The doors of L'Auto were boarded up on liberation on 17 August 1944, because it "submitted to German control".

==L'Équipe==
Goddet succeeded in launching a new paper, L'Équipe, in 1946, but a condition imposed by the reconstruction government was that Goddet's name wasn't to be associated with his paper nor his presence seen in its building. Two other publishers hoped to establish sports papers and they complained that Goddet's name was associated not only with the tarnished L'Auto but with the Tour de France, which gave L'Équipe an unfair advantage when all newspapers were supposed to have an equal chance of establishing themselves.

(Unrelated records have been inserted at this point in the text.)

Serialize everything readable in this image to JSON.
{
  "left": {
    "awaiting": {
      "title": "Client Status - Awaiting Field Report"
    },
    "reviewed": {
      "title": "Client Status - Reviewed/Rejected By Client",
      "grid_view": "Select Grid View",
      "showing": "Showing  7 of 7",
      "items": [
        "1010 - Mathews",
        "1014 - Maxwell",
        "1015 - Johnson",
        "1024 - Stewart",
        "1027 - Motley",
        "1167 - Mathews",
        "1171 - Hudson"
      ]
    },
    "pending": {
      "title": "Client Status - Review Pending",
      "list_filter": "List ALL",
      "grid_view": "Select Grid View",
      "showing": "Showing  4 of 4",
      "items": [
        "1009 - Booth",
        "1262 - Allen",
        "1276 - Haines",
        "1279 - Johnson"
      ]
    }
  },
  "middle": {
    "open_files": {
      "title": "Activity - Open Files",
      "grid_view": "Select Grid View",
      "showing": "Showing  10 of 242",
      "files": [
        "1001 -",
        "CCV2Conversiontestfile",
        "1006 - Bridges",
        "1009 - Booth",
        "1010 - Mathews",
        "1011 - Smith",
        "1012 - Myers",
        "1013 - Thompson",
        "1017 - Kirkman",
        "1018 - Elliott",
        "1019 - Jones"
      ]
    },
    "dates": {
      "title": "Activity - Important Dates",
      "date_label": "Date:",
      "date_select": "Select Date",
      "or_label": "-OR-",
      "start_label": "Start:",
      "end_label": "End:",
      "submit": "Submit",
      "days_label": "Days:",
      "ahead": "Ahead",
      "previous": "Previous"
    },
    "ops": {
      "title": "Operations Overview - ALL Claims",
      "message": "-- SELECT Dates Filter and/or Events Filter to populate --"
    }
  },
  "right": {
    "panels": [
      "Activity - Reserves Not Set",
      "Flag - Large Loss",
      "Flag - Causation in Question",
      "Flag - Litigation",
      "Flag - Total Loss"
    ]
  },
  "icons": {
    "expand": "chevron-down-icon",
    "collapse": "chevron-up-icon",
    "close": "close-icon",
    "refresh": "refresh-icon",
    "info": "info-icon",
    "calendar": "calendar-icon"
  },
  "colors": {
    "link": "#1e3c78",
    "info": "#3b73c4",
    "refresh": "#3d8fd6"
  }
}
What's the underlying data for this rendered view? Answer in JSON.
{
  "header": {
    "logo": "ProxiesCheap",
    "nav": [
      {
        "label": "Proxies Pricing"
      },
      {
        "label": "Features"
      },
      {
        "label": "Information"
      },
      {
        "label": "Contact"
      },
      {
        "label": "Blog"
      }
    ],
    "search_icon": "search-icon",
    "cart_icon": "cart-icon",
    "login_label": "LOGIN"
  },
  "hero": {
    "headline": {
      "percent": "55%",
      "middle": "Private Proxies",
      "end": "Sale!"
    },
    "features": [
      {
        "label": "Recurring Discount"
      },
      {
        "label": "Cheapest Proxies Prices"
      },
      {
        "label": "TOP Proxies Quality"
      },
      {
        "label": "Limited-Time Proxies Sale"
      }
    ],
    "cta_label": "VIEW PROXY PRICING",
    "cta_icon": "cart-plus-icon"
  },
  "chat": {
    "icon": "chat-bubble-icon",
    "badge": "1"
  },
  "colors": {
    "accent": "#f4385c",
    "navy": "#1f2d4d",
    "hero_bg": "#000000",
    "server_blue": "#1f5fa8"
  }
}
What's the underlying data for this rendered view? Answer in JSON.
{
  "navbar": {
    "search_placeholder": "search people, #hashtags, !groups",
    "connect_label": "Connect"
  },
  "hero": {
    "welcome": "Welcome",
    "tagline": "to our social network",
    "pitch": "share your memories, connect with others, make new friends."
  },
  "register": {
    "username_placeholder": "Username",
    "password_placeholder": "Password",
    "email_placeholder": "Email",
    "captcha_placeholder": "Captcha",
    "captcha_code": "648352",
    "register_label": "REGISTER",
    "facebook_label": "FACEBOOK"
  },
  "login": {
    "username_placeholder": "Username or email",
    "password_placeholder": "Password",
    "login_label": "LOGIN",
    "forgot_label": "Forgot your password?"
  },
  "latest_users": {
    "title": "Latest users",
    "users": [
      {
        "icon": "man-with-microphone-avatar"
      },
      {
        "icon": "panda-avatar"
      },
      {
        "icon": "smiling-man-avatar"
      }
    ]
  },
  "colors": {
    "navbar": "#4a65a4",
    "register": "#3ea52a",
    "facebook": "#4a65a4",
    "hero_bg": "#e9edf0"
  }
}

On L'Équipes first front page, Goddet wrote anonymously:

We are living through a cruel time in the life of a society in which, if we fail to resist it, selfishness will become the dominant passion. Against such a threat, we will fight in the name of solidarity. Équipe [team] – the very word exercises a noble influence on the heart of our group – an influence that was exerting itself during a time of rage and hope when our collective will was placed in the service of the Resistance.

Goddet was educated at a private school near Oxford, England, and maintained a love for both Britain and the enthusiasm for sport encouraged in his school. He wrote in the thunderous, literary terms established by Henri Desgrange and referred not to finish lines but "les arrivées magistrales". He wrote of the French rider Louison Bobet "accepting gallantly the delay attributed to him by the celestial handicapper". In the heat of southern France, he adopted khaki shorts and shirt, knee-length socks and a pith helmet.

The finances of L'Équipe were rarely sound and in May 1965 Goddet accepted a merger with a company run by the publisher Émilien Amaury, with whom he had earlier made his successful bid to relaunch the Tour de France. Amaury's condition was that his own cycling reporter, Félix Lévitan, should share organisation of the Tour. Lévitan slowly took over from Goddet, especially in the arrangements for sponsorship and finance. He and Goddet were business partners rather than friends, and came into his own when Émilion Amaury bought L'Équipe and the Tour. He was an Amaury favourite, but only with the father.

Amaury's death meant ownership of the Amaury organisation passed to his son, Philippe. Friction over the inheritance meant Philippe was anxious to change some of the arrangements he had taken over and Lévitan fell out of favour. On 17 March 1987 he found the locks of his office changed and a court official waiting to search and clear it amid claims, never proven, of financial mismanagement. Goddet became race director-at-large before leaving the following year.

He died at 95, and his funeral was held in Les Invalides. In tributes, the President of France, Jacques Chirac, called him "one of the inventors of French sport". The prime minister, Lionel Jospin, said: "France and journalism have just lost an exceptional man. He made the Tour de France, through his 50 years at its helm, the most popular French sports event and the one most known across the world". The former winner Laurent Fignon said: "I only knew him a little. But what I remember of him is his personality. He had true moral values and, even if sometimes he could appear hard, he was always just in his judgements".